I feel like my comment has touched a nerve with people due to my own inelegance while stating my point. I'm not saying that eating morally has a fee associated with it, I'm well aware of how much cheaper it can be to eat a veggie-heavy or full vegan diet. I am saying that dining out has fees associated with it, and that the cost of dining out has very little to do with the price of the ingredients (even for perceived 'luxury' meals like in steakhouses or hotpot) and almost everything to do with the operational overhead of running a restaurant (wages, facilities, utilities). Vegetarian dishes at mixed meat/veggie locations are a 'money maker' for the restaurant, because those dishes can be priced similarly to more-expensive ones but cost less to produce. But even that expanded profit margin is always going to be a much smaller percentage than the base cost of the meal, which is defined by the aforesaid overhead.

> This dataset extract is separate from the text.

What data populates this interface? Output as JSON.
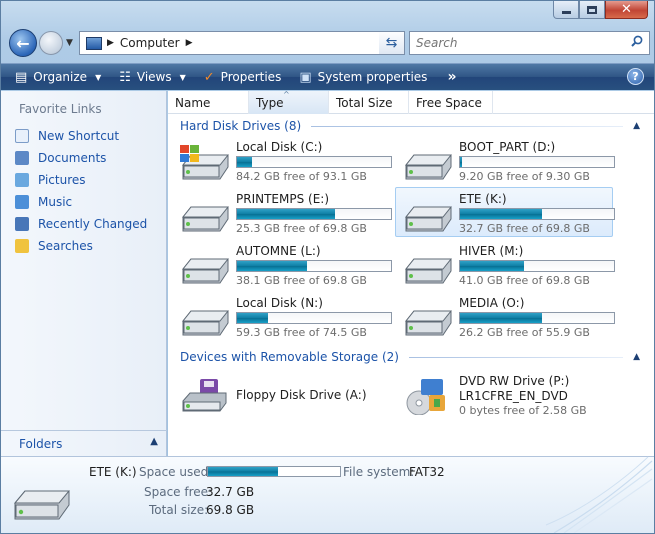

I'm quite sorry that I didn't make that clearer in my initial drunken 3am comment!
I can't speak for restaurants, but I can speak for vegan replacements for non vegan foods(e.g. Vegan cheese). Its simply, more expensive, because people are willing to pay dor it and RhE company can make more money with it.
Convenience is expensive. I prep vegetarian meals that mostly cost under $2/meal. Some under $1/meal. Eg, Rice N Dahl, Curried rice w/tempeh, taco beans on potato. Were I to go out to eat I'd expect the same food, I'd expect a bit better quality cooking but I'd also expect $25/meal price.